Toxin Exposure – There are many toxins in our environment that can adversely affect cats. The most common are plants. They include lilies, autumn crocus, daffodils and tulips to name a few. Ingestion of even small amounts of lilies causes kidney failure in cats. Autumn crocus and daffodil ingestion cause vomiting, diarrhea, heart arrhythmia and can lead to death. Tulips are less toxic but they can cause vomiting and diarrhea. Other toxins to consider are human medications or foods that were accidentally ingested like Tylenol, Ibuprofen, onion or garlic. Herbicides or insecticides used in your yard or neighbourhood can also poison your cat. Antifreeze that has been spilled or leaked from a vehicle is another possible toxin. Signs of toxin ingestion are most often specific to the toxin itself, but all should include lethargy. With any type of toxin exposure, early diagnosis and treatment are very important to limit the damage that is done. Call your veterinarian right away if you suspect your cat has ingested a poisonous substance. At the end of this article there is a link to the ASPCA’s Animal Poison Control page. They have a detailed list of toxins and associated symptoms for all pets.

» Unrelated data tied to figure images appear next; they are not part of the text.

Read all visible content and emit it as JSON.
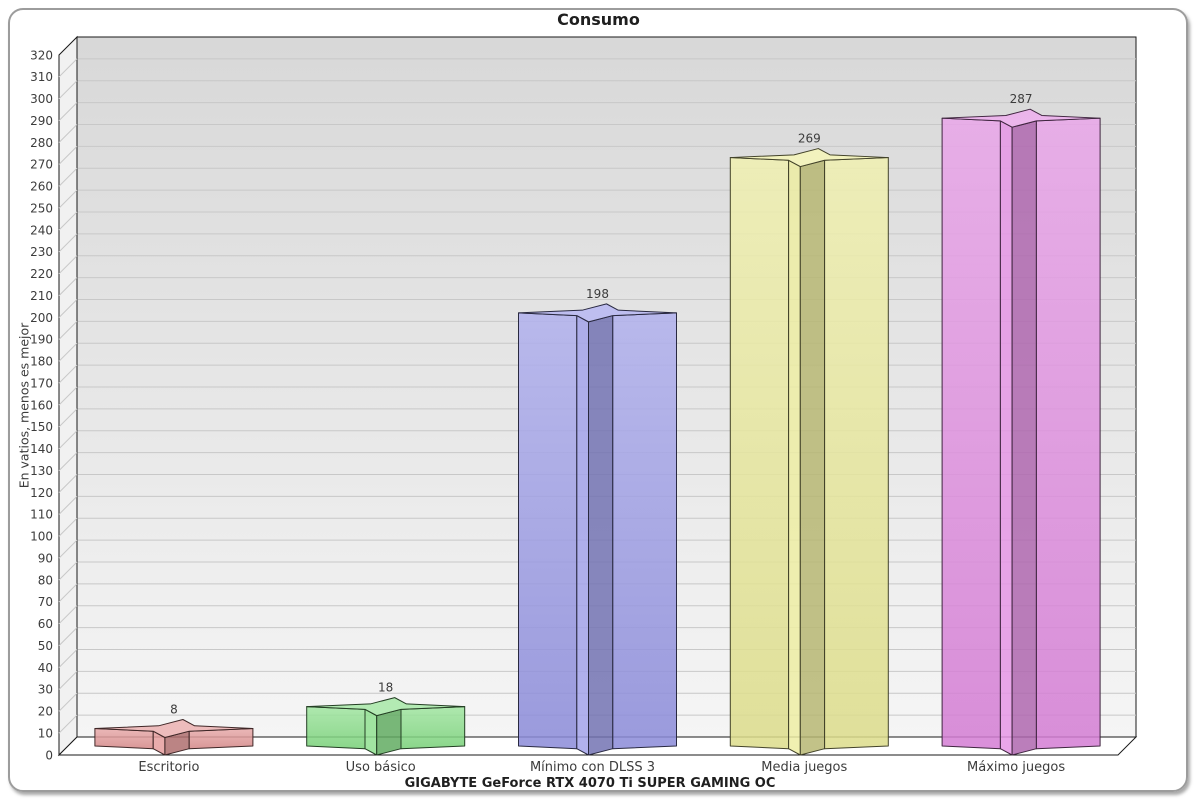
{
  "chart_data": {
    "type": "bar",
    "style": "3d-star-columns",
    "title": "Consumo",
    "xlabel": "GIGABYTE GeForce RTX 4070 Ti SUPER GAMING OC",
    "ylabel": "En vatios, menos es mejor",
    "ylim": [
      0,
      320
    ],
    "ytick_step": 10,
    "grid": true,
    "legend": "none",
    "categories": [
      "Escritorio",
      "Uso básico",
      "Mínimo con DLSS 3",
      "Media juegos",
      "Máximo juegos"
    ],
    "values": [
      8,
      18,
      198,
      269,
      287
    ],
    "bar_colors": [
      "#e08d8d",
      "#7edc7e",
      "#9393e6",
      "#eaea93",
      "#e084e0"
    ],
    "wall_top_color": "#d8d8d8",
    "wall_bottom_color": "#f5f5f5",
    "gridline_color": "#c8c8c8",
    "axis_line_color": "#1a1a1a",
    "label_color": "#3c3c3c"
  }
}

The list of possible causes for lethargy in a cat is long. In order to understand why your cat seems lethargic you need to take into consideration other signs or symptoms that can help focus in on the real cause. If you suspect there is a medical issue that is causing your cat’s lethargy, it is important tobring your cat in for an examination by your veterinarian. Your pet’s health is our first priority and we can help determine why your cat is acting lethargic.